Television manufacturers and content providers are objecting to a requirement that they be licensed to provide non-broadcast services on Internet-capable sets.

Mike Clendenin, Contributor

June 24, 2010

2 Min Read

In an unusual move, television manufacturers are posing a public challenge to one of China's most powerful regulators, attacking its monopoly on approving content. With Internet TV, they want to bypass the State Administration of Radio, Film, and Television (SARFT) and bring new life to TV sets through a wealth of non-broadcast video applications.

In China, content is tightly regulated by the state. But the growth of the Internet and related networked devices is continually posing challenges to China's dated propaganda apparatus, which is slow to react to changes in technology and can thus become a key bottleneck.

Internet TVs are catching on quickly in China, with at least 20% of LCD TVs sold in China this year expected to have Net access. Both foreign and domestic makers are looking to build up content ecosystems to make their TVs more attractive. For instance, Samsung Electronics China plans on following a model similar to Apple's App Store, providing consumers with rich and varied applications. And Chinese TV maker Konka has similar plans to introduce an open platform where third-party developers can market their applications.

Since last year the mobile phone industry has been hot on the heels of Apple's success with the App Store. In the last 12 months, several similar centralized application purchasing platforms have launched, including Google's Android Market, Nokia's Ovi Store, RIM's Blackberry App World, and Palm's Software Store.

Now TV companies have begun to join the fray. TCL recently announced the development of the first domestic Android-OS based smart television set. With this new crop of televisions, software companies and enthusiasts are getting in on the act, hoping to transform TVs into interactive platforms for education, entertainment, chat, and other applications.

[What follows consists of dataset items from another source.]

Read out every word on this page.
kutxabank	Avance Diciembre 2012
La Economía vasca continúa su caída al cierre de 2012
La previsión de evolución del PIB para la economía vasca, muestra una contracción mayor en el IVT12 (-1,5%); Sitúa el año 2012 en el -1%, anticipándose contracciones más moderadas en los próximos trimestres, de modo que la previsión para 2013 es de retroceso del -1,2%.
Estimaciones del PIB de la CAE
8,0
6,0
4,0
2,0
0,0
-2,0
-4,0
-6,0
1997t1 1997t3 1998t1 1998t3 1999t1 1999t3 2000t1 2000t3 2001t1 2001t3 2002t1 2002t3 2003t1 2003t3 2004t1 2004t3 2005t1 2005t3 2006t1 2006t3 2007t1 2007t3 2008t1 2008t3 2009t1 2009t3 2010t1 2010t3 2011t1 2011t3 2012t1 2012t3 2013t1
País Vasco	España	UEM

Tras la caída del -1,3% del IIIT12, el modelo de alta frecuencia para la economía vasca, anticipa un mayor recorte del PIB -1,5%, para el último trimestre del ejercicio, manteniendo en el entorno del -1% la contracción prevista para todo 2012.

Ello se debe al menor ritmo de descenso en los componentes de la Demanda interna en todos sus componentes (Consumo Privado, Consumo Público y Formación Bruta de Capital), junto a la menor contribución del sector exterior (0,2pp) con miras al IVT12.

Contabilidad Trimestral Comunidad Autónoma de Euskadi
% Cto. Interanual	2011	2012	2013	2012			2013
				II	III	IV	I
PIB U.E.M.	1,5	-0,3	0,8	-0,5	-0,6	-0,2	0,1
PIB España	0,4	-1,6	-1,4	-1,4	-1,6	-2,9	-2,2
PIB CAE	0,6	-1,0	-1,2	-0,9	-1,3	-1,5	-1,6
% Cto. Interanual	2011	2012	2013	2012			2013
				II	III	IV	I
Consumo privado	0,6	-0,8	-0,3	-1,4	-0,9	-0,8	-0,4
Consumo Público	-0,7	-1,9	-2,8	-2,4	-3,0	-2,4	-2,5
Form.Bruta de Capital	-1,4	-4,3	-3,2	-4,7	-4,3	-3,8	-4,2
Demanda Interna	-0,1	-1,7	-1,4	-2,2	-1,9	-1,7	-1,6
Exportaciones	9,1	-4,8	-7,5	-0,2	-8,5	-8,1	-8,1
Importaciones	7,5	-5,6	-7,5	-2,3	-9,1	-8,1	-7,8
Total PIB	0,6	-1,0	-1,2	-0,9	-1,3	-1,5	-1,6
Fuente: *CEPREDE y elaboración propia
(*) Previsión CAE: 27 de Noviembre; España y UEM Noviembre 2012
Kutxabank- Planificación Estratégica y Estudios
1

Hao Yabin, from the China Video Association, believes these new intelligent TVs with their varied software applications will transform the local TV industry's business model from hardware manufacturer to service oriented provider, helping to increase the industry's slim margins.

But SARFT is not keen on relinquishing control and has issued a management model document on integration of services and content requiring manufacturers and content providers to be licensed to provide integrated services. The first of these licences has been awarded to CCTV, the state-run national broadcaster. The China Video Association is officially challenging the regulations with the government.